Hingga saat ini, hanya dua wahana antariksa tanpa awak yang pernah mengunjunginya, Mariner 10 yang diluncurkan pada 1973, dan MESSENGER yang diluncurkan pada 2004. Wahana ketiga, BepiColombo, sedang dalam perjalanan dan dijadwalkan memasuki orbit planet tersebut pada akhir 2026.

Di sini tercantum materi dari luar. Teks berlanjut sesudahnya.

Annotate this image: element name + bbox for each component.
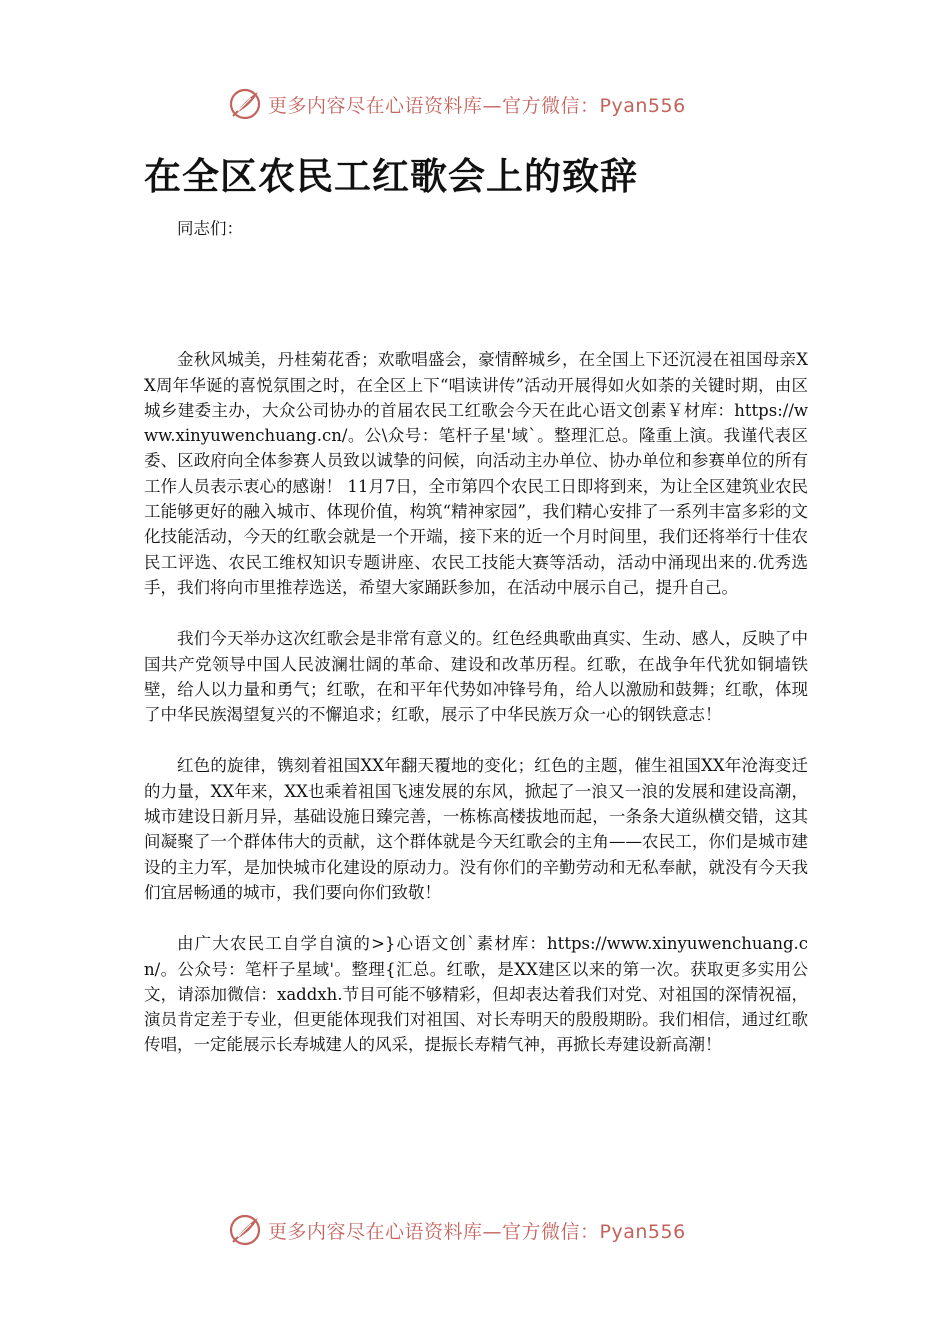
paragraph-2: 我们今天举办这次红歌会是非常有意义的。红色经典歌曲真实、生动、感人，反映了中国共产党领导中国人民波澜壮阔的革命、建设和改革历程。红歌，在战争年代犹如铜墙铁壁，给人以力量和勇气；红歌，在和平年代势如冲锋号角，给人以激励和鼓舞；红歌，体现了中华民族渴望复兴的不懈追求；红歌，展示了中华民族万众一心的钢铁意志！ <box>144 629 808 725</box>
footer-banner <box>228 1210 748 1250</box>
paragraph-3: 红色的旋律，镌刻着祖国XX年翻天覆地的变化；红色的主题，催生祖国XX年沧海变迁的力量，XX年来，XX也乘着祖国飞速发展的东风，掀起了一浪又一浪的发展和建设高潮，城市建设日新月异，基础设施日臻完善，一栋栋高楼拔地而起，一条条大道纵横交错，这其间凝聚了一个群体伟大的贡献，这个群体就是今天红歌会的主角——农民工，你们是城市建设的主力军，是加快城市化建设的原动力。没有你们的辛勤劳动和无私奉献，就没有今天我们宜居畅通的城市，我们要向你们致敬！ <box>144 756 808 902</box>
banner-wechat-id: Pyan556 <box>599 1220 686 1243</box>
banner-text: 更多内容尽在心语资料库—官方微信：Pyan556 <box>268 94 686 117</box>
feather-pen-logo-icon <box>228 87 262 121</box>
paragraph-4: 由广大农民工自学自演的>}心语文创`素材库：https://www.xinyuwenchuang.cn/。公众号：笔杆子星域'。整理{汇总。红歌，是XX建区以来的第一次。获取更多实用公文，请添加微信：xaddxh.节目可能不够精彩，但却表达着我们对党、对祖国的深情祝福，演员肯定差于专业，但更能体现我们对祖国、对长寿明天的殷殷期盼。我们相信，通过红歌传唱，一定能展示长寿城建人的风采，提振长寿精气神，再掀长寿建设新高潮！ <box>144 934 808 1055</box>
header-banner <box>228 84 748 124</box>
banner-wechat-id: Pyan556 <box>599 94 686 117</box>
feather-pen-logo-icon <box>228 1213 262 1247</box>
document-title: 在全区农民工红歌会上的致辞 <box>144 155 638 198</box>
salutation: 同志们： <box>177 219 243 238</box>
banner-text: 更多内容尽在心语资料库—官方微信：Pyan556 <box>268 1220 686 1243</box>
paragraph-1: 金秋风城美，丹桂菊花香；欢歌唱盛会，豪情醉城乡，在全国上下还沉浸在祖国母亲XX周年华诞的喜悦氛围之时，在全区上下“唱读讲传”活动开展得如火如荼的关键时期，由区城乡建委主办，大众公司协办的首届农民工红歌会今天在此心语文创素￥材库：https://www.xinyuwenchuang.cn/。公\众号：笔杆子星'域`。整理汇总。隆重上演。我谨代表区委、区政府向全体参赛人员致以诚挚的问候，向活动主办单位、协办单位和参赛单位的所有工作人员表示衷心的感谢！ 11月7日，全市第四个农民工日即将到来，为让全区建筑业农民工能够更好的融入城市、体现价值，构筑“精神家园”，我们精心安排了一系列丰富多彩的文化技能活动，今天的红歌会就是一个开端，接下来的近一个月时间里，我们还将举行十佳农民工评选、农民工维权知识专题讲座、农民工技能大赛等活动，活动中涌现出来的.优秀选手，我们将向市里推荐选送，希望大家踊跃参加，在活动中展示自己，提升自己。 <box>144 350 808 597</box>
document-body <box>144 216 808 1084</box>
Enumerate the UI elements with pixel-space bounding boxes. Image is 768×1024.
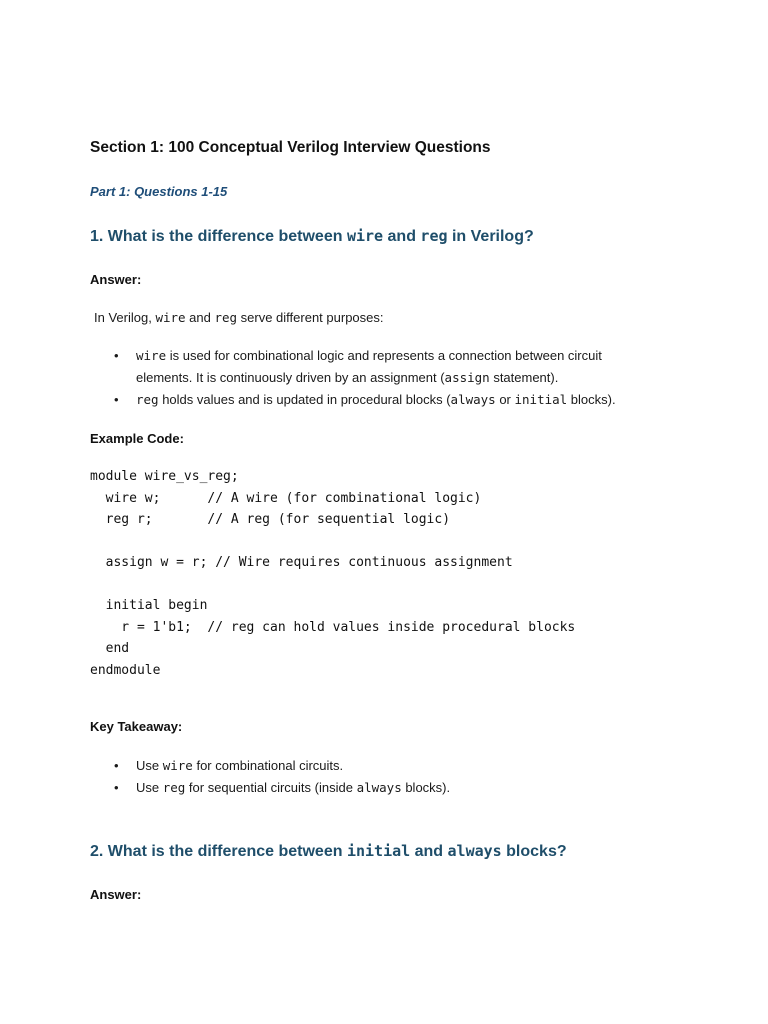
list-item xyxy=(110,777,450,799)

Para ilmuwan hanya tahu sedikit tentang geologi dan komposisi Merkurius, dan mereka belum pernah berhasil mempelajari satu pun fragmen planet yang jatuh ke Bumi sebagai meteorit. Sebaliknya, terdapat lebih dari 1.100 sampel yang diketahui dari Bulan dan Mars dalam basis data Meteoritical Society, sebuah organisasi yang membuat katalog semua meteorit yang diketahui.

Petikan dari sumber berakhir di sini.